29. Mai 2018
Kultur

Kriegsgräberfürsorge ist Bildungsauftrag

Zonengrenzmuseum zeigt Sonderausstellung „Geflohen, vertrieben – angekommen!?“

Bis zum 10. Juni läuft im Zonengrenzmuseum Helmstedt eine Sonderausstellung, initiiert vom Volksbund Deutsche Kriegsgräberfürsorge e.V., mit dem Titel „Geflohen, vertrieben – angekommen!?“. Foto: Erik Beyen

Von Erik Beyen, 29.05.2018

Helmstedt. Seit gestern läuft im Zonengrenzmuseum eine besondere Kurzzeitausstellung mit dem Titel „Geflohen, vertrieben – angekommen!?“. Initiiert hat sie der Volksbund Deutsche Kriegsgräberfürsorge e.V. Das sei kein Verein für das Putzen von Grabsteinen deutscher Soldaten, wie Bildungsreferent Rainer Bendick bei einem Pressetermin dieser Tage erklärte. Ganz im Gegenteil: Kriegsgräberfürsorge sei ein Bildungsauftrag, die Ausstellung ein Baustein. Sie läuft bis einschließlich 10. Juni (Sonntag). Interessierte können sie zu den normalen Öffnungszeiten des Museums ansehen, Gruppen nach Terminabsprache auch außerhalb dieser Zeiten.
Es geht um einen neuen Umgang mit dem Thema Kriegsgräberfürsorge.
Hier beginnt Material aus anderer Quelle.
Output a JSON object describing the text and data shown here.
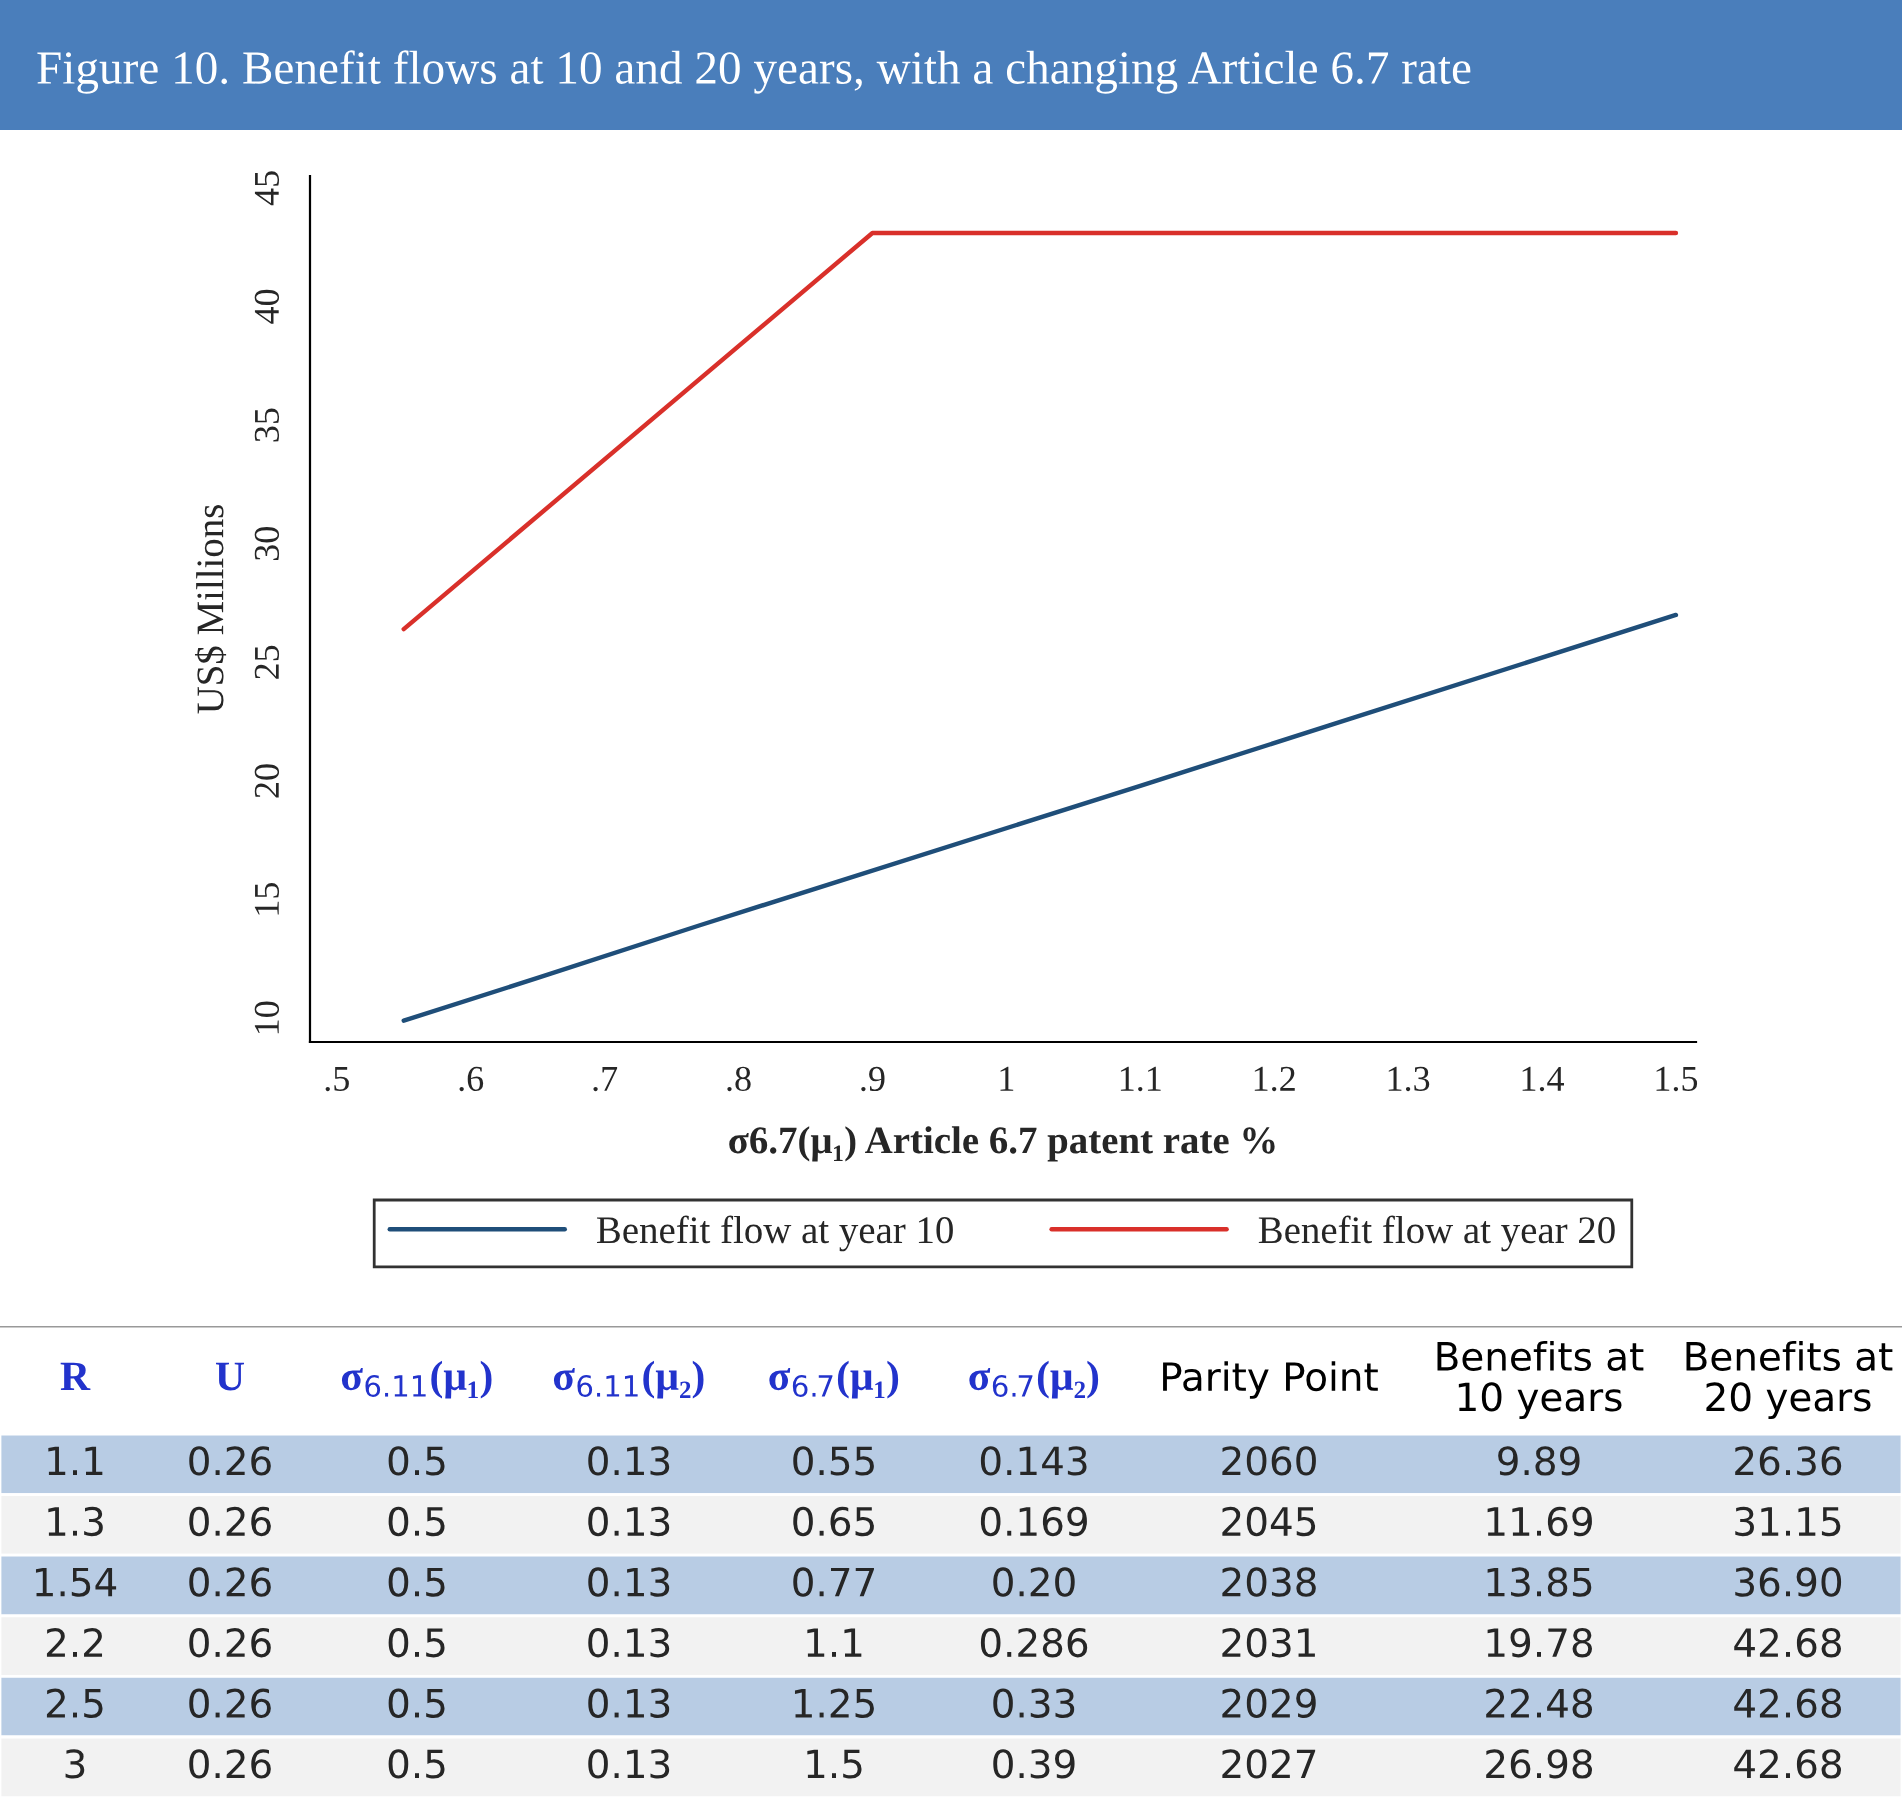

Bis in die 60er Jahre hinein, so Bendick, habe man den Begriff Kriegsgrab ausschließlich mit denen deutscher Soldaten verknüpft, eine Sichtweise, die lange überholt ist, denn das sogenannte Ewigkeitsrecht greift bei den Gräbern aller in den beiden Weltkriegen und während der NS-Gewaltherrschaft umgekommenen Menschen. Bendick betont das Wort „aller“ besonders. Es verdeutlicht nämlich die Dimension dieser Aussage: Nun erinnert man sich im Rahmen der Kriegsgräberfürsorge auch jener, die etwa „als unwertes Leben“ von den Nazis getötet wurden, an Menschen mit Behinderung, an die Millionen von Juden, die vielen Soldaten anderer Nationen, den Widerstand, Ausländerkinder und all die, die die Nazis für ihre perfiden medizinischen Versuche durchgeführt haben. Die Ausstellung solle, so der Bildungsreferent, der Auftakt eines Umgangs mit dem „Begriff“ Kriegsgrab sein, den es so noch nicht gegeben hat. Sie sei außerdem ein Bückenschlag von den beiden Weltkriegen über die NS-Gewaltherrschaft bis hin zur Migrationsbewegung von 2015.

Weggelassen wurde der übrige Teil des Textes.